In a letter to the Vice-Chancellor of the University of Leicester from
[text removed for publication] reports "The new treatment monitoring test
has the potential to add a further [text removed for publication] to our
projected turnover. It has also bought forward the collaboration with the
largest veterinary corporation in the UK who were specifically interested
in the treatment monitoring application of our test. They are now planning
to launch the new test developed with University of Leicester which will
have an immediate impact on both our short and long term revenues" [**5**.1].

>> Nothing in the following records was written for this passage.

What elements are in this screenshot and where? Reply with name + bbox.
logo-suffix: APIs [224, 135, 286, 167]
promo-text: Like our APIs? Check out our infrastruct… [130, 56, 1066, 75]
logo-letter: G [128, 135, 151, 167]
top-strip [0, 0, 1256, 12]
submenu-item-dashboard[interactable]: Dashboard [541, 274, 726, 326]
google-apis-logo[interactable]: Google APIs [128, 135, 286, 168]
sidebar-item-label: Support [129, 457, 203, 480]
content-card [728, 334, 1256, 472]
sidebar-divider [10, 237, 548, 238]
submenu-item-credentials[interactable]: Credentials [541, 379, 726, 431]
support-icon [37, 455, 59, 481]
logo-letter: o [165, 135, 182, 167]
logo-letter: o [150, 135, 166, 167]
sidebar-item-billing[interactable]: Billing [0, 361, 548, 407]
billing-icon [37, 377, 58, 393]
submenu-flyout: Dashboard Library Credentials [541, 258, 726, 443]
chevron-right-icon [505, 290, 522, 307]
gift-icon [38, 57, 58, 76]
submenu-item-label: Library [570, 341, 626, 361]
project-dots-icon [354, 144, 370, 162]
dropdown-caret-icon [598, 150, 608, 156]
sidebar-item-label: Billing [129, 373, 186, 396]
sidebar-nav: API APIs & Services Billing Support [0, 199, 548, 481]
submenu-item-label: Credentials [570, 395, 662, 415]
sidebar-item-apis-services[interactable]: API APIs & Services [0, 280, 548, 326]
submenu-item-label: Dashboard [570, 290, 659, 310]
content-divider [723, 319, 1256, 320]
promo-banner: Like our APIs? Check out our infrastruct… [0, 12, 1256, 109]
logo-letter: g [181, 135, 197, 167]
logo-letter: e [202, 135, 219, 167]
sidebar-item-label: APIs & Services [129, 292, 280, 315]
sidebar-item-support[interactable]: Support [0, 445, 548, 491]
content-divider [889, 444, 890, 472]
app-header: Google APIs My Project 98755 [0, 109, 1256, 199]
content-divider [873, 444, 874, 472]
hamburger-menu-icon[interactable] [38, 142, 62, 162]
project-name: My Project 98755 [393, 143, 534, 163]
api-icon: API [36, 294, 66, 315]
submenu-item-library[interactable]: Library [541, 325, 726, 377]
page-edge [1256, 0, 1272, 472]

In short — this system is significantly changing veterinary practice in the UK.

**Sources to corroborate the impact **

- Factual statement by [text removed for publication]
- Factual statement from Director of U900 Institut Curie and references to the clinical projects.
- E. M. Mirkes, I. Alexandrakis, K. Slater, R. Tuli, A. N. Gorban, Computational Diagnosis of Canine Lymphoma, Presented at the conference IC-MSQUARE 2013, Prague September 2013 (Short version is published in the Book of Abstracts IC-MSQUARE 2013), Accepted for publication in IC-MSQUARE 2013 Proceedings (IOP Conference series), extended version is invited to the Special Issue of Physics in Medicine and Biology. Preprint version is published in arXiv: arXiv:1305.4942 [q-bio.QM]
- Canine lymphoma blood tests — results explained, [text removed for publication], internal publication.
- Guidance notes for [text removed for publication], the canine lymphoma blood test system.
- Ivchenko V.K., Galchenko V.Ya., Ivchenko A.V.: Part I: Prediction of treatment result of long bones fracture for diabetes patients by means of intellectual and statistical data analysis. Part I. Visual data mining for multidimensional data, Ukrainian Medical Almanac , 2013, Vol. 16, Iss. 2 (Supplement), pp. 4-7; Part II. Production of prognostic classification rules, Ukrainian Medical Almanac , 2013, Vol. 16, Iss. 2 (Supplement), pp. 8-11; Part III. Analysis of efficiency of produced prognostic classification rules, Ukrainian Medical Almanac , 2013, Vol. 16, Iss. 2 (Supplement), pp. 12-15.
- [text removed for publication]
- Bécavin C, Benecke A. New dimensionality reduction methods for the
representation of high dimensional 'omics' data.
*Expert Rev Mol Diagn*. 11(1) (2011), 27-34.